Anak-anak SD ini ingin menghormati air. Mereka upacara di dekat sumber air di tengah hutan

oleh Gabriel Abdi Susanto diperbarui 21 Agu 2017, 16:52 WIB
Diterbitkan 21 Agu 2017, 16:52 WIB
SD Kanisius Kenalan
Siswa/i SD Kanisius Kenalan, Borobudur, Magelang mengikuti upacara bendera di Sumber Air Winong, Dusun Durensawit Banjaroya, Kalibawang, Kulon Progo, Yogyakarta. / Istimewa

Liputan6.com, Jakarta Berbeda dengan tahun-tahun sebelumnya dan mungkin lain dibanding dengan sekolah dasar di mana pun, sekitar 66 siswa-siswi dari kelas 1 hingga kelas 6 Sekolah Dasar Kanisius (SDK) Kenalan, Borobudur, Magelang, Jawa Tengah didampingi para guru mengikuti upacara bendera di tengah hutan di salah satu sumber air tepatnya di sumber air Winong, Dusun Durensawit Banjaroya, Kalibawang, Kulon Progo, Yogyakarta, pada Kamis 17 Agustus.

"Dua hari sebelum tanggal 17, ada kepastian SDK Kenalan tidak ikut upacara di Kecamatan.
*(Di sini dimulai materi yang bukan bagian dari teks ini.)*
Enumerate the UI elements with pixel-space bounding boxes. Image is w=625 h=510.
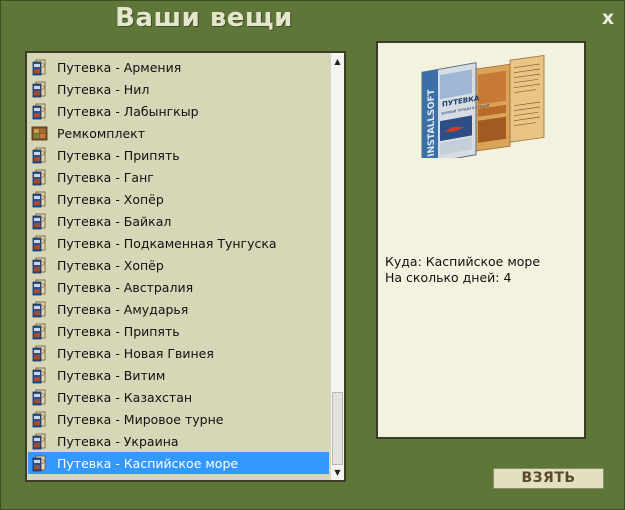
list-item-label: Путевка - Припять xyxy=(57,323,180,339)
list-item[interactable]: Путевка - Припять xyxy=(28,320,329,342)
list-item[interactable]: Путевка - Австралия xyxy=(28,276,329,298)
list-item[interactable]: Путевка - Лабынгкыр xyxy=(28,100,329,122)
list-item[interactable]: Путевка - Каспийское море xyxy=(28,452,329,474)
voucher-icon xyxy=(31,235,48,252)
list-item-label: Путевка - Казахстан xyxy=(57,389,193,405)
voucher-icon xyxy=(31,389,48,406)
scrollbar-thumb[interactable] xyxy=(332,392,343,465)
voucher-icon xyxy=(31,279,48,296)
list-item[interactable]: Путевка - Хопёр xyxy=(28,254,329,276)
items-list-panel: Путевка - Армения Путевка - Нил Путевка - … xyxy=(25,51,346,482)
item-description: Куда: Каспийское море На сколько дней: 4 xyxy=(385,254,540,286)
voucher-icon xyxy=(31,367,48,384)
list-item-label: Путевка - Припять xyxy=(57,147,180,163)
list-item-label: Путевка - Лабынгкыр xyxy=(57,103,199,119)
list-item-label: Путевка - Нил xyxy=(57,81,150,97)
list-item[interactable]: Путевка - Армения xyxy=(28,56,329,78)
item-details-panel: INSTALLSOFT ПУТЕВКА ЗИМНИЙ ТУРИЗМ В ГРЕЦ… xyxy=(376,41,586,439)
items-list[interactable]: Путевка - Армения Путевка - Нил Путевка - … xyxy=(27,53,331,480)
vertical-scrollbar[interactable]: ▲ ▼ xyxy=(331,53,344,480)
destination-text: Куда: Каспийское море xyxy=(385,254,541,269)
voucher-brochure-image: INSTALLSOFT ПУТЕВКА ЗИМНИЙ ТУРИЗМ В ГРЕЦ… xyxy=(421,54,545,158)
voucher-icon xyxy=(31,81,48,98)
list-item-label: Путевка - Хопёр xyxy=(57,257,164,273)
list-item-label: Путевка - Каспийское море xyxy=(57,455,239,471)
list-item[interactable]: Путевка - Нил xyxy=(28,78,329,100)
list-item-label: Путевка - Витим xyxy=(57,367,166,383)
list-item[interactable]: Путевка - Ганг xyxy=(28,166,329,188)
voucher-icon xyxy=(31,455,48,472)
list-item-label: Путевка - Армения xyxy=(57,59,182,75)
voucher-icon xyxy=(31,103,48,120)
list-item[interactable]: Путевка - Амударья xyxy=(28,298,329,320)
voucher-icon xyxy=(31,433,48,450)
list-item-label: Путевка - Хопёр xyxy=(57,191,164,207)
repair-kit-icon xyxy=(31,125,48,142)
list-item-label: Путевка - Новая Гвинея xyxy=(57,345,214,361)
voucher-icon xyxy=(31,59,48,76)
list-item-label: Путевка - Байкал xyxy=(57,213,172,229)
voucher-icon xyxy=(31,411,48,428)
voucher-icon xyxy=(31,169,48,186)
list-item-label: Путевка - Украина xyxy=(57,433,179,449)
take-button[interactable]: ВЗЯТЬ xyxy=(493,468,604,489)
list-item-label: Путевка - Австралия xyxy=(57,279,194,295)
list-item-label: Путевка - Подкаменная Тунгуска xyxy=(57,235,277,251)
list-item[interactable]: Путевка - Казахстан xyxy=(28,386,329,408)
voucher-icon xyxy=(31,147,48,164)
svg-text:INSTALLSOFT: INSTALLSOFT xyxy=(427,87,437,157)
list-item[interactable]: Путевка - Мировое турне xyxy=(28,408,329,430)
scroll-up-arrow-icon[interactable]: ▲ xyxy=(331,55,344,69)
inventory-window: Ваши вещи x Путевка - Армения Путевка - Н… xyxy=(0,0,625,510)
list-item[interactable]: Путевка - Украина xyxy=(28,430,329,452)
list-item[interactable]: Ремкомплект xyxy=(28,122,329,144)
voucher-icon xyxy=(31,345,48,362)
list-item-label: Путевка - Мировое турне xyxy=(57,411,224,427)
list-item-label: Ремкомплект xyxy=(57,125,145,141)
voucher-icon xyxy=(31,213,48,230)
list-item-label: Путевка - Амударья xyxy=(57,301,189,317)
window-title: Ваши вещи xyxy=(115,3,293,33)
list-item[interactable]: Путевка - Витим xyxy=(28,364,329,386)
list-item[interactable]: Путевка - Байкал xyxy=(28,210,329,232)
list-item[interactable]: Путевка - Подкаменная Тунгуска xyxy=(28,232,329,254)
list-item[interactable]: Путевка - Хопёр xyxy=(28,188,329,210)
voucher-icon xyxy=(31,191,48,208)
close-button[interactable]: x xyxy=(597,7,619,29)
voucher-icon xyxy=(31,301,48,318)
list-item[interactable]: Путевка - Новая Гвинея xyxy=(28,342,329,364)
voucher-icon xyxy=(31,257,48,274)
list-item-label: Путевка - Ганг xyxy=(57,169,154,185)
scroll-down-arrow-icon[interactable]: ▼ xyxy=(331,466,344,480)
duration-text: На сколько дней: 4 xyxy=(385,270,512,285)
voucher-icon xyxy=(31,323,48,340)
list-item[interactable]: Путевка - Припять xyxy=(28,144,329,166)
Maka kami upacara sendiri. Saya mengusulkan upacara di luar lokasi sekolah. Dipilihlah belik (sumber air). Hari Rabu kami survei. Setelah ketemu belik yang memungkinkan untuk upacara, lalu anak yang berperan sebagai menteri menyiapkan petugas-petugas upacara,"ujar Kepala Sekolah SDK Kenalan, Yosef Onesimus Maryono, Senin (21/8).

Anak-anak petani ladang ini berpakaian ala pejuang. Seorang guru pendamping berdandan Pangeran Diponegoro. Ia menjadi pemimpin pasukan meski tanpa menunggang kuda. Agar lebih semarak, beberapa anak membawa alat musik barang bekas untuk dibunyikan dalam perjalanan menuju lokasi Belik Winong. Sepanjang 2 km anak-anak menyusurinya dengan gairah. 30 menit lamanya untuk menempuh perjalanan hingga lokasi dengan berjalan kaki.
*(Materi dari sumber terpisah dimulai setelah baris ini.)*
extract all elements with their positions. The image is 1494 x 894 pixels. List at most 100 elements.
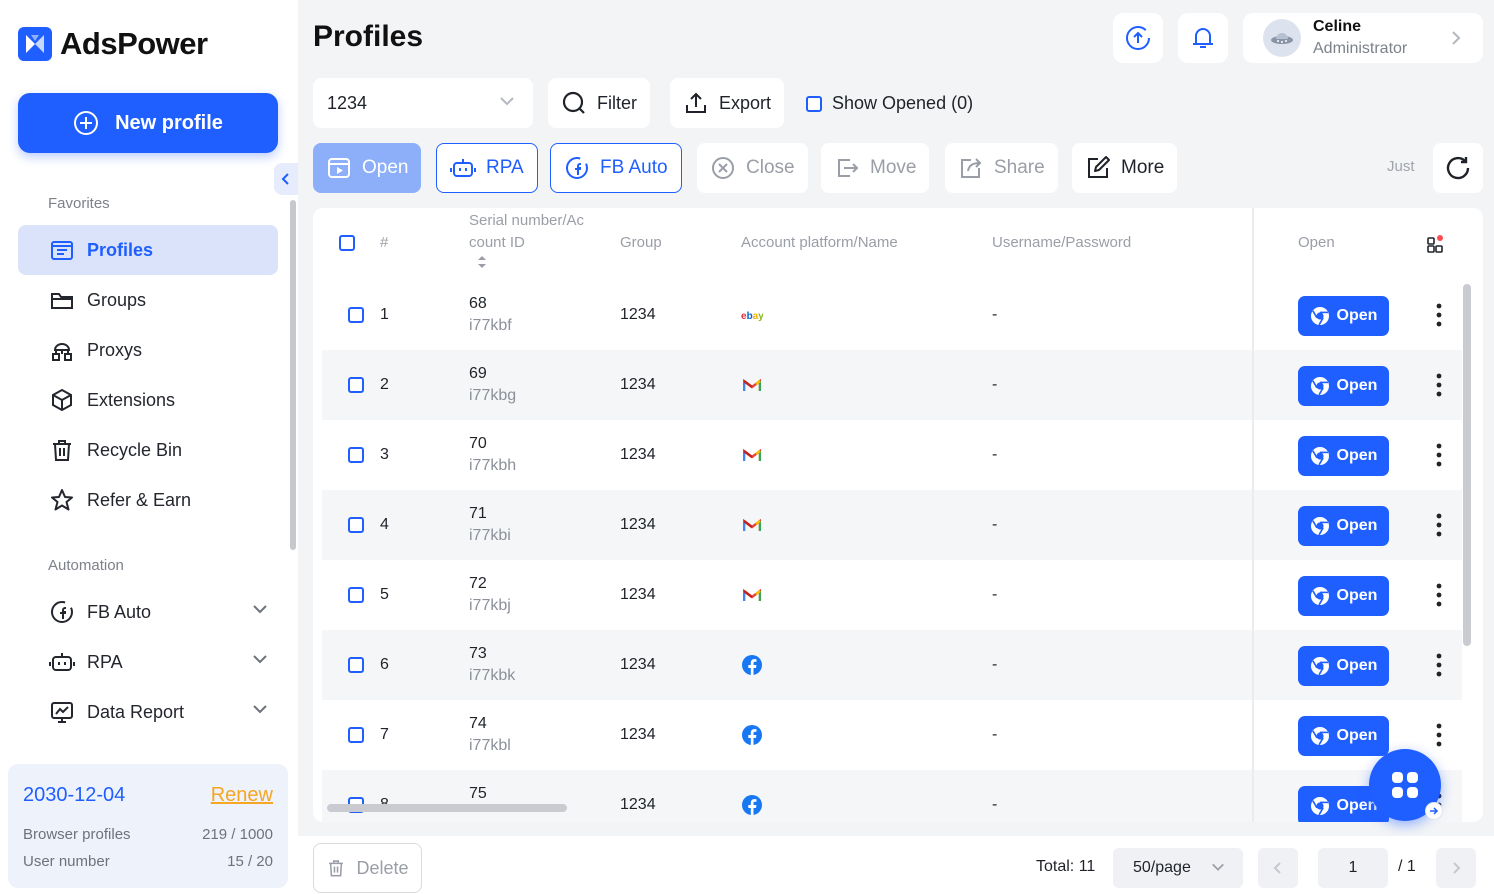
share-label: Share [994, 157, 1045, 178]
row-checkbox[interactable] [348, 307, 364, 323]
more-vertical-icon[interactable] [1436, 723, 1442, 747]
folder-icon [51, 293, 73, 309]
export-button[interactable]: Export [670, 78, 785, 128]
row-open-button[interactable]: Open [1298, 506, 1389, 546]
more-vertical-icon[interactable] [1436, 653, 1442, 677]
refresh-button[interactable] [1433, 143, 1483, 193]
sidebar-collapse-button[interactable] [274, 163, 298, 195]
row-open-button[interactable]: Open [1298, 296, 1389, 336]
user-menu[interactable]: Celine Administrator [1243, 13, 1483, 63]
sidebar-item-proxys[interactable]: Proxys [18, 325, 278, 375]
row-credentials: - [992, 376, 998, 393]
row-open-button[interactable]: Open [1298, 716, 1389, 756]
cube-icon [52, 388, 72, 412]
filter-label: Filter [597, 92, 637, 113]
row-checkbox[interactable] [348, 517, 364, 533]
page-number-input[interactable]: 1 [1318, 848, 1388, 888]
row-serial-number: 71 [469, 505, 487, 522]
row-serial-number: 72 [469, 575, 487, 592]
table-row[interactable]: 5 72 i77kbj 1234 - Open [322, 560, 1462, 630]
fb-auto-button[interactable]: FB Auto [550, 143, 682, 193]
group-select[interactable]: 1234 [313, 78, 533, 128]
page-size-select[interactable]: 50/page [1113, 848, 1243, 888]
sidebar-scrollbar[interactable] [290, 200, 296, 550]
close-label: Close [746, 157, 795, 178]
sidebar-item-refer-earn[interactable]: Refer & Earn [18, 475, 278, 525]
table-row[interactable]: 1 68 i77kbf 1234 ebay - Open [322, 280, 1462, 350]
table-row[interactable]: 6 73 i77kbk 1234 - Open [322, 630, 1462, 700]
row-checkbox[interactable] [348, 587, 364, 603]
sidebar-item-profiles[interactable]: Profiles [18, 225, 278, 275]
table-vertical-scrollbar[interactable] [1463, 284, 1471, 646]
sidebar-item-label: Groups [87, 289, 147, 310]
notifications-button[interactable] [1178, 13, 1228, 63]
row-platform [741, 794, 763, 816]
total-count: Total: 11 [1036, 858, 1096, 875]
proxy-icon [52, 343, 72, 361]
browser-icon [1310, 377, 1329, 396]
app-logo[interactable]: AdsPower [18, 26, 208, 62]
row-checkbox[interactable] [348, 727, 364, 743]
sidebar-item-groups[interactable]: Groups [18, 275, 278, 325]
delete-button[interactable]: Delete [313, 843, 422, 893]
sidebar-item-recycle-bin[interactable]: Recycle Bin [18, 425, 278, 475]
row-serial-number: 74 [469, 715, 487, 732]
move-button[interactable]: Move [821, 143, 930, 193]
more-vertical-icon[interactable] [1436, 443, 1442, 467]
sync-upload-button[interactable] [1113, 13, 1163, 63]
next-page-button[interactable] [1436, 848, 1476, 888]
row-checkbox[interactable] [348, 447, 364, 463]
sidebar-item-extensions[interactable]: Extensions [18, 375, 278, 425]
table-row[interactable]: 4 71 i77kbi 1234 - Open [322, 490, 1462, 560]
column-header-serial[interactable]: Serial number/Account ID [469, 210, 585, 273]
filter-button[interactable]: Filter [548, 78, 650, 128]
more-vertical-icon[interactable] [1436, 303, 1442, 327]
row-open-button[interactable]: Open [1298, 366, 1389, 406]
show-opened-toggle[interactable]: Show Opened (0) [806, 93, 973, 114]
ufo-avatar-icon [1271, 33, 1293, 44]
sidebar-item-data-report[interactable]: Data Report [18, 687, 278, 737]
row-checkbox[interactable] [348, 377, 364, 393]
more-vertical-icon[interactable] [1436, 373, 1442, 397]
cloud-sync-icon [1126, 26, 1150, 50]
table-row[interactable]: 3 70 i77kbh 1234 - Open [322, 420, 1462, 490]
close-profiles-button[interactable]: Close [697, 143, 808, 193]
pinned-column-divider [1252, 208, 1254, 822]
row-open-label: Open [1336, 517, 1378, 534]
row-checkbox[interactable] [348, 657, 364, 673]
table-row[interactable]: 2 69 i77kbg 1234 - Open [322, 350, 1462, 420]
row-open-button[interactable]: Open [1298, 436, 1389, 476]
gmail-icon [743, 448, 761, 461]
show-opened-checkbox[interactable] [806, 95, 822, 112]
row-open-label: Open [1336, 307, 1378, 324]
row-open-button[interactable]: Open [1298, 646, 1389, 686]
prev-page-button[interactable] [1258, 848, 1298, 888]
row-serial-number: 75 [469, 785, 487, 802]
bulk-open-button[interactable]: Open [313, 143, 422, 193]
facebook-icon [742, 725, 762, 745]
table-horizontal-scrollbar[interactable] [327, 804, 567, 812]
table-row[interactable]: 8751234-Open [322, 770, 1462, 822]
row-account-id: i77kbl [469, 737, 511, 754]
facebook-icon [742, 795, 762, 815]
more-button[interactable]: More [1072, 143, 1178, 193]
sidebar: AdsPower New profile Favorites Profiles … [0, 0, 298, 894]
rpa-button[interactable]: RPA [436, 143, 538, 193]
sidebar-item-rpa[interactable]: RPA [18, 637, 278, 687]
facebook-icon [742, 655, 762, 675]
row-group: 1234 [620, 446, 656, 463]
sort-icon[interactable] [475, 254, 489, 270]
row-open-button[interactable]: Open [1298, 576, 1389, 616]
sidebar-item-fb-auto[interactable]: FB Auto [18, 587, 278, 637]
select-all-checkbox[interactable] [339, 235, 355, 251]
more-vertical-icon[interactable] [1436, 513, 1442, 537]
share-button[interactable]: Share [945, 143, 1058, 193]
renew-link[interactable]: Renew [211, 784, 273, 807]
new-profile-button[interactable]: New profile [18, 93, 278, 153]
show-opened-label: Show Opened (0) [832, 93, 974, 113]
more-vertical-icon[interactable] [1436, 583, 1442, 607]
row-credentials: - [992, 586, 998, 603]
column-settings-icon[interactable] [1427, 234, 1447, 254]
ebay-icon: ebay [741, 311, 763, 321]
table-row[interactable]: 7 74 i77kbl 1234 - Open [322, 700, 1462, 770]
Tiba di lokasi, mereka menyiapkan perlengkapan upacara ala kadarnya. Sebatang bambu kering di pinggir sungai diambil dan ditancapkan di depan belik sebagai tiang bendera. Sebagian anak membersihkan belik yang tampak berlumut. Setelah itu, anak-anak berdiri rapi siap mengikuti upacara kemerdekaan. Para petugas siap dengan perannya.
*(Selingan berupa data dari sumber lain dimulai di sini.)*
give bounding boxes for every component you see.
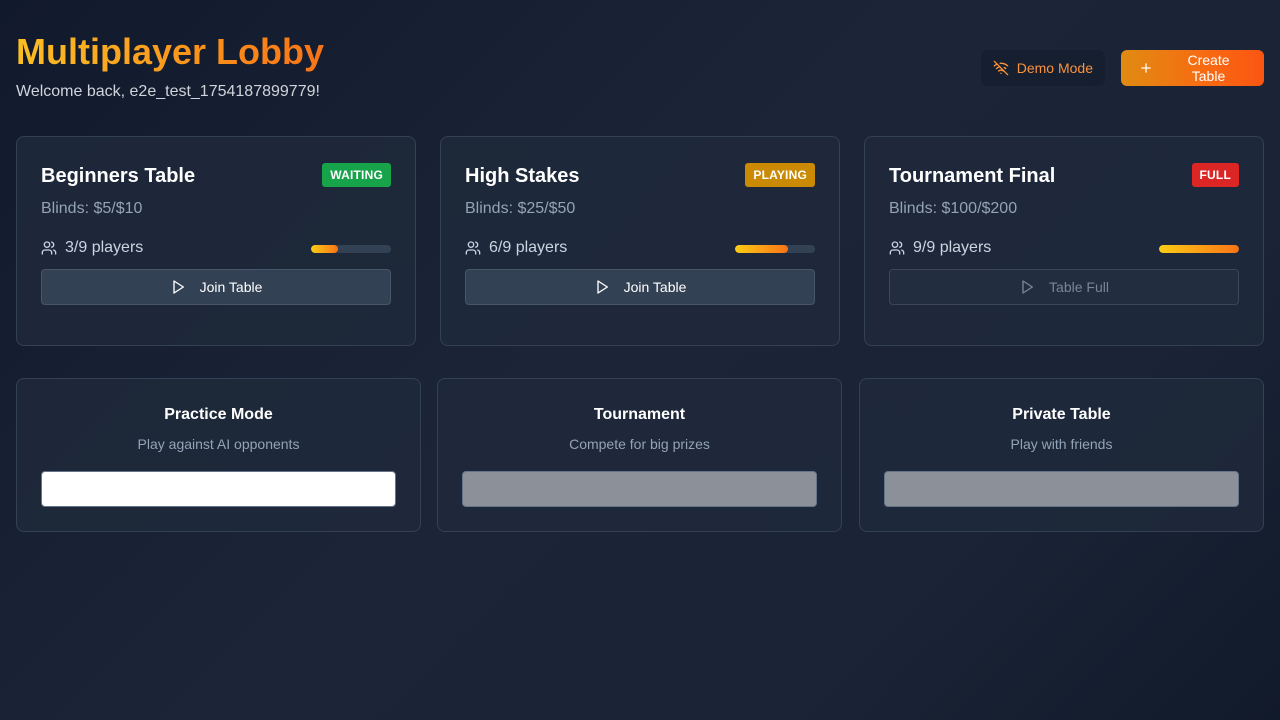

"Martina Wening Ratri (11) siswa kelas VI SD Kanisius Kenalan bertindak sebagai inspektur upacara. Dialah Presiden dalam pemerintahan Republik Anak Kenalan (RAK), satu organisasi mirip struktur pemerintahan sesungguhnya yang mereka buat sendiri di sekolah lewat model kampanye dan pemilihan umum,"ujar Onesimus, begitu guru asal Promasan, Kalibawang, Kulonprogo, Yogyakarta ini disapa.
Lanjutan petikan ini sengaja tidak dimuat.